King has also experienced her share of success as a coach. She broke in as an assistant for the women’s basketball team at Greensboro College, which won five conference titles and appeared in the NCAA Tournament five times during her tenure from 2006-16. She then landed the head coaching job at Johnson & Wales University in Charlotte, leading the program from ’16-18 and earning USCAA Division II National Coach of the Year honors in ’18 when the team won the national title.
“There have been a ton of highlights for me,” King said. “I’ve always been a part of a team and have enjoyed building relationships with the coaches, players and staff along the way. I still talk to people from everywhere I have coached.”
But King also credits the Women’s Careers in Football Forum for opening doors for not only her but all women seeking careers in the game. The program, spearheaded by Sam Rapoport of the NFL, aims to put qualified female candidates for roles such as coaches, officials, trainers and scouts in front of decision-makers from around the league.
“I definitely feel attitudes have changed as we see more and more women stepping into positions that have traditionally been done by men” King said. “I’m all for having the best person that fits the job. If it’s a man, great. But if it’s a woman, I love that. It’s great that more and more people have the courage to break the norms of society and fill the role with a woman.”
It was at the Women’s Careers in Football Forum in January of 2018 that King had a fateful meeting with Rivera, who was then head coach of the Carolina Panthers. She impressed Rivera enough to land internships with the team during the 2018 and ’19 offseasons.
Between her stints with the Panthers, King earned a role as assistant wide receivers and special teams coach for the Arizona Hotshots of the Alliance of American Football. She helped the Hotshots move into a tie for first place while ranking second in yards and points per game before AAF was disbanded.
“Jennifer is a bright young coach,” Rivera said. “Her familiarity with my expectations as a coach and my firsthand knowledge of her work ethic and preparation were big factors in bringing her to the (team).”

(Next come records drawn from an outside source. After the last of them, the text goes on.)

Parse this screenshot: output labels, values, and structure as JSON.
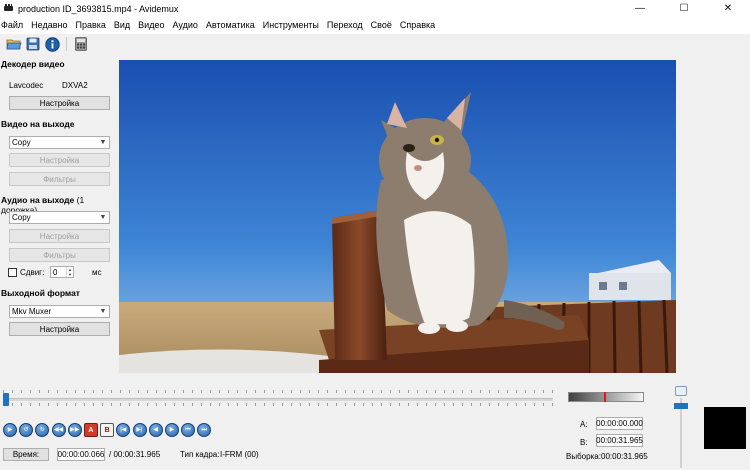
{
  "window": {
    "title": "production ID_3693815.mp4 - Avidemux",
    "minimize": "—",
    "maximize": "☐",
    "close": "✕"
  },
  "menu": [
    "Файл",
    "Недавно",
    "Правка",
    "Вид",
    "Видео",
    "Аудио",
    "Автоматика",
    "Инструменты",
    "Переход",
    "Своё",
    "Справка"
  ],
  "toolbar": {
    "icons": [
      "open-folder-icon",
      "save-disk-icon",
      "info-icon",
      "calculator-icon"
    ]
  },
  "video_decoder": {
    "title": "Декодер видео",
    "decoder": "Lavcodec",
    "mode": "DXVA2",
    "settings": "Настройка"
  },
  "video_output": {
    "title": "Видео на выходе",
    "codec": "Copy",
    "settings": "Настройка",
    "filters": "Фильтры"
  },
  "audio_output": {
    "title": "Аудио на выходе",
    "tracks": "(1 дорожка)",
    "codec": "Copy",
    "settings": "Настройка",
    "filters": "Фильтры",
    "shift_label": "Сдвиг:",
    "shift_value": "0",
    "shift_unit": "мс",
    "shift_checked": false
  },
  "output_format": {
    "title": "Выходной формат",
    "muxer": "Mkv Muxer",
    "settings": "Настройка"
  },
  "timeline": {
    "position_fraction": 0.002
  },
  "playback_controls": [
    {
      "name": "play-button",
      "glyph": "▶",
      "style": "round"
    },
    {
      "name": "rewind-button",
      "glyph": "↺",
      "style": "round"
    },
    {
      "name": "forward-button",
      "glyph": "↻",
      "style": "round"
    },
    {
      "name": "prev-keyframe-button",
      "glyph": "◀◀",
      "style": "round"
    },
    {
      "name": "next-keyframe-button",
      "glyph": "▶▶",
      "style": "round"
    },
    {
      "name": "set-marker-a-button",
      "glyph": "A",
      "style": "red"
    },
    {
      "name": "set-marker-b-button",
      "glyph": "B",
      "style": "square"
    },
    {
      "name": "goto-marker-a-button",
      "glyph": "|◀",
      "style": "round"
    },
    {
      "name": "goto-marker-b-button",
      "glyph": "▶|",
      "style": "round"
    },
    {
      "name": "prev-black-frame-button",
      "glyph": "◀",
      "style": "round"
    },
    {
      "name": "next-black-frame-button",
      "glyph": "▶",
      "style": "round"
    },
    {
      "name": "goto-start-button",
      "glyph": "⏮",
      "style": "round"
    },
    {
      "name": "goto-end-button",
      "glyph": "⏭",
      "style": "round"
    }
  ],
  "status": {
    "time_button": "Время:",
    "current_time": "00:00:00.066",
    "total_time": "/ 00:00:31.965",
    "frame_type_label": "Тип кадра:",
    "frame_type": "I-FRM (00)"
  },
  "markers": {
    "a_label": "A:",
    "a_value": "00:00:00.000",
    "b_label": "B:",
    "b_value": "00:00:31.965",
    "selection_label": "Выборка:",
    "selection_value": "00:00:31.965"
  }
}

In 2020, King helped Washington capture its first NFC East crown since 2015. Her advice to women interested in working in sports is to always be ready for the job you want and remember that networking is everything.
“Three of my football jobs have come from a single phone call and I was literally starting the position within weeks,” she explained. “I’ve always kept myself prepared and studied to be ready at any moment because the sports world moves so fast. Find any way possible to get out and meet people to build genuine relationships. I am living proof of you never know where a conversation may take you.”